Yediot Ahronot'un askeri muhabiri Yoav Zeitoun'a göre dün (Perşembe) Genelkurmay Başkanı Korgeneral Eyal Zamir, Gazze'nin işgalinin düzenli ordu güçlerine ek olarak 80 ila 100 bin arasında yedek askerin askere alınmasını gerektirdiğine inanıyor. Önümüzdeki günlerde çeşitli birimler Gazze'nin en az kayıpla işgal edilmesinin nasıl olacağı konusunda ayrıntılı müzakerelere devam edecek ve tatbikata katılacak tümen ve tugaylarda yapılandırılmış bir savaş sisteminin uygulanması bekleniyor. Gazze Şehri'nde, batı yakasındaki kulelerinde ve Hamas tarafından hazırlanan gerilla hücrelerine karşı, Gazze Şeridi'nin kuzeyinin geri kalanında sık sık çatışmaların, devam etmesi bekleniyor.

safrgt
Bombardıman nedeniyle Gazze'nin kuzeyinden yükselen dumanların sınırın İsrail tarafından görüntüsü... (Reuters)

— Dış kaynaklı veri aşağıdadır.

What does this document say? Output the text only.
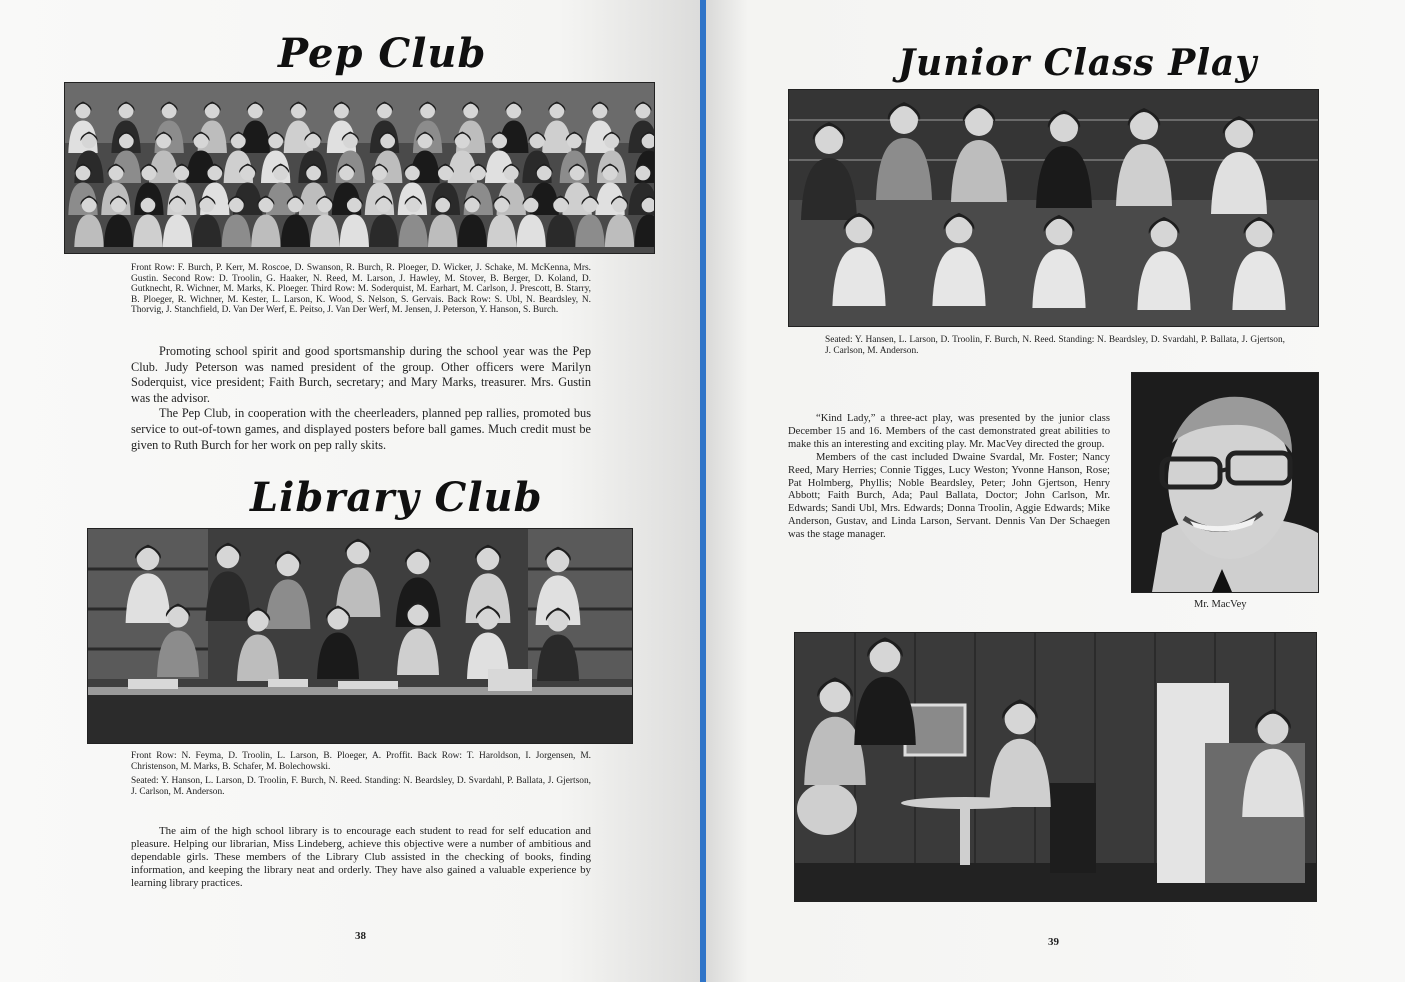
Pep Club
Front Row: F. Burch, P. Kerr, M. Roscoe, D. Swanson, R. Burch, R. Ploeger, D. Wicker, J. Schake, M. McKenna, Mrs. Gustin. Second Row: D. Troolin, G. Haaker, N. Reed, M. Larson, J. Hawley, M. Stover, B. Berger, D. Koland, D. Gutknecht, R. Wichner, M. Marks, K. Ploeger. Third Row: M. Soderquist, M. Earhart, M. Carlson, J. Prescott, B. Starry, B. Ploeger, R. Wichner, M. Kester, L. Larson, K. Wood, S. Nelson, S. Gervais. Back Row: S. Ubl, N. Beardsley, N. Thorvig, J. Stanchfield, D. Van Der Werf, E. Peitso, J. Van Der Werf, M. Jensen, J. Peterson, Y. Hanson, S. Burch.

Promoting school spirit and good sportsmanship during the school year was the Pep Club. Judy Peterson was named president of the group. Other officers were Marilyn Soderquist, vice president; Faith Burch, secretary; and Mary Marks, treasurer. Mrs. Gustin was the advisor.

The Pep Club, in cooperation with the cheerleaders, planned pep rallies, promoted bus service to out-of-town games, and displayed posters before ball games. Much credit must be given to Ruth Burch for her work on pep rally skits.

Library Club
Front Row: N. Feyma, D. Troolin, L. Larson, B. Ploeger, A. Proffit. Back Row: T. Haroldson, I. Jorgensen, M. Christenson, M. Marks, B. Schafer, M. Bolechowski.
Seated: Y. Hanson, L. Larson, D. Troolin, F. Burch, N. Reed. Standing: N. Beardsley, D. Svardahl, P. Ballata, J. Gjertson, J. Carlson, M. Anderson.

The aim of the high school library is to encourage each student to read for self education and pleasure. Helping our librarian, Miss Lindeberg, achieve this objective were a number of ambitious and dependable girls. These members of the Library Club assisted in the checking of books, finding information, and keeping the library neat and orderly. They have also gained a valuable experience by learning library practices.

38
Junior Class Play
Seated: Y. Hansen, L. Larson, D. Troolin, F. Burch, N. Reed. Standing: N. Beardsley, D. Svardahl, P. Ballata, J. Gjertson, J. Carlson, M. Anderson.

“Kind Lady,” a three-act play, was presented by the junior class December 15 and 16. Members of the cast demonstrated great abilities to make this an interesting and exciting play. Mr. MacVey directed the group.

Members of the cast included Dwaine Svardal, Mr. Foster; Nancy Reed, Mary Herries; Connie Tigges, Lucy Weston; Yvonne Hanson, Rose; Pat Holmberg, Phyllis; Noble Beardsley, Peter; John Gjertson, Henry Abbott; Faith Burch, Ada; Paul Ballata, Doctor; John Carlson, Mr. Edwards; Sandi Ubl, Mrs. Edwards; Donna Troolin, Aggie Edwards; Mike Anderson, Gustav, and Linda Larson, Servant. Dennis Van Der Schaegen was the stage manager.

Mr. MacVey
39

Zeitoun bu görüşmelerin Genelkurmay'ın askerlerin moralinin erozyona uğramasından endişe duyduğu bir ortamda gerçekleştiğini ve bu nedenle toparlanmanın sağlanması ve bir sonraki görevler öncesinde nefes aldırılması ışığında kuvvetlerin verimliliğinin arttırılması ve yedeklerin askere alınmaya hazır hale getirilmesinin önemine dikkat çekildiğini belirtti. Genelkurmay Başkanı'nın geçen hafta ortak bir siyasi ve askeri liderlik toplantısında uyardığı gibi IDF'nin ciddi insan gücü sıkıntısı ve sahadaki birliklerin tükenme tehlikesiyle karşı karşıya olduğu bir dönemde gerçekleşiyor. Gazze Şeridi'ni işgal etmenin bir hata olacağını ve stratejik bir pusuya ve ölüm tuzağına dönüşebileceğini söyledi. Ancak siyasi liderlik bu sözleri reddetti. Netanyahu, ABD Büyükelçiliği'nin Ulusal Gün kutlamasını fırsat bilerek kendisini eleştirenlere saldırdı: “Tam zaferin ne demek olduğunu bilmeyen generaller var" dedi.

Safed'deki Kuzey Komutanlığı karargahında yaptığı konuşmada General Zamir eleştirilere şu yanıtı verdi: "Ordunun mücadelesi tüm cephelerde ve Gazze Şeridi'nde aralıksız devam ediyor. Bu, güney sakinlerinin güvenliğini sağlama hedefi doğrultusunda cesaret ve kararlılıkla yürütülen günlük bir fedakarlık gerçeğidir. Hamas yönetimini temelinden sarsmak ve kaçırılanları onurlu bir şekilde defnederek ya da evlerine getirmek, halkımıza ve aynı zamanda düşmanlarımıza verdiğimiz açık bir mesajdır. IDF güçlüdür, proaktiftir, saldırır ve tehditleri yok eder ve yeniden şekillenme sürecindedir. Yıllardır bizi boğan kıskaç düşmanlarımızın etrafında dönüyor ve sıkılaşıyor. Bu, sözlerle değil eylemlerle hayata geçirilen yeni bir gerçekliktir."